I'm working on a couple of projects! One is a YA contemporary novel that's unrelated to SONG OF SUMMER. It's in its second draft and I have big plans for it *waggles eyebrows.* The other is a very, very, very, very, very, very early start on a sequel to SONG OF SUMMER. Who knows if anything will come of it, but it's been really fun to revisit Robin and Carter!
Thank you so much for hosting this interview, Beth! It's been a blast to be at The Reader's Corner!
Song Of Summer
Carter isn’t looking for a girlfriend. Especially not a hearing one. Not that he has anything against hearing girls, they just don’t speak the same language. But when the cute waitress at Grape Country Dairy makes an effort to talk with him, he takes her out on his yellow Ducati motorcycle.
Music, language, and culture sing back-up as love takes the melody, but just how long can a summer song last?
Song of Summer is a YA Contemporary novel told in alternating first person perspectives. It was published by Bloomsbury Spark July 7, 2015.
Nick Bryan is a London-based writer of genre fiction, usually with some blackly comic twist. As well as the ongoing self-published detective saga Hobson & Choi, he is also working on a novel about the real implications of deals with the devil and has stories in several anthologies.Full details of his published stories, as well as links to buy the ones that can be bought, can be found on the Works page of this website. He is also on Twitter as @NickMB, where he updates with perfect and reasonable regularity.
When not reading or writing books, Nick Bryan enjoys racquet sports, comics and a nice white beer.
1. Tell me about your books.
My books are the Hobson & Choi series, a darkly comic crime series starring a pair of mismatched detectives in a London where every innocuous business hides yet more dark deeds. It’s fun, one of the detectives is a teenage girl so there’s a bit of angst and lightheartedness to offset some of the grimmer crime moments. The first one is The Girl Who Tweeted Wolf (free in ebook format), two others have followed.
2. Who inspires you?
The direct inspiration for my stuff tends to be a combination of playing off tropes in crime/YA/fantasy fiction and a vaguely cynical view on the world. I try not to collapse into total pessimist nihilism, but after a while on Twitter reading about the advantages of having money, the things people get away with, the patriarchy, the suffering that exists, etc, it’s hard not to feel there’s some bad stuff out there.

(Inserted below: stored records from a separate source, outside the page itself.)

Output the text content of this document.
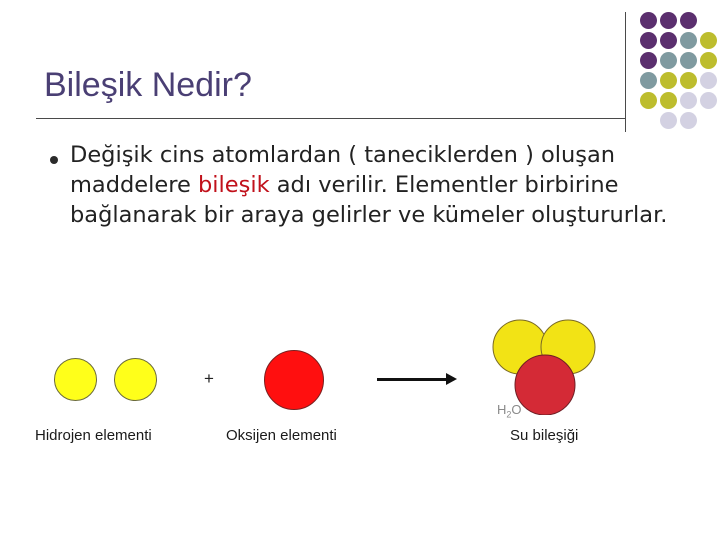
Bileşik Nedir?
Değişik cins atomlardan ( taneciklerden ) oluşan maddelere bileşik adı verilir. Elementler birbirine bağlanarak bir araya gelirler ve kümeler oluştururlar.
+
$H_2O$
Hidrojen elementi	Oksijen elementi	Su bileşiği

And that rolls out in the H&C series, turning the level up to ALL IS CRIME. It’s a heightened reality, which might be offputting to some who want heavy realism in their crime fiction, but the people who like it seem to really like it.
Chuck Wendig also posts some excellent writing advice on his blog, which has pushed me through some slow days.
3. If you could have dinner with any 2 authors, dead or alive, who would you choose and why?
Definitely Pratchett, he was a huge influence on me growing up and now he’s sadly no longer with us, I’d be a fool to pass up the opportunity. The second would probably be comics writer and novelist Warren Ellis, I love a lot of his work and his weekly newsletter Orbital Operations is always interesting.
4. Are you working on anything at the moment?
At the moment, I’m slowly working out a fantasy book about magic toasters as a little break project while my first draft of Hobson & Choi Case Four sits in a drawer for a while. Once we enter 2016, my plan is to pull H&C4 out of that drawer and start editing with a vengeance.
5. What are some of your favourite books?
It varies depending on mood (and on whether I’m allowed to include comics) - I’m a big fan of Ben Aaronovitch’s Rivers of London books, Joe Abercrombie’s First Law books, Terry Pratchett’s Discworld, Simon Spurrier’s A Serpent Uncoiled, Chuck Wendig’s Miriam Black series, Murder Most Unladylike by Robin Stevens and others.
If comics are permitted, we need to build in Preacher by Garth Ennis/Steve Dillon, Ultimate Spider-Man by Brian Michael Bendis/various artists, Chew by John Layman/Rob Guillory, Saga by Brian K. Vaughan/Fiona Staples and many more. I did a guest post for YA Yeah Yeah a few months back which digs into this at more length.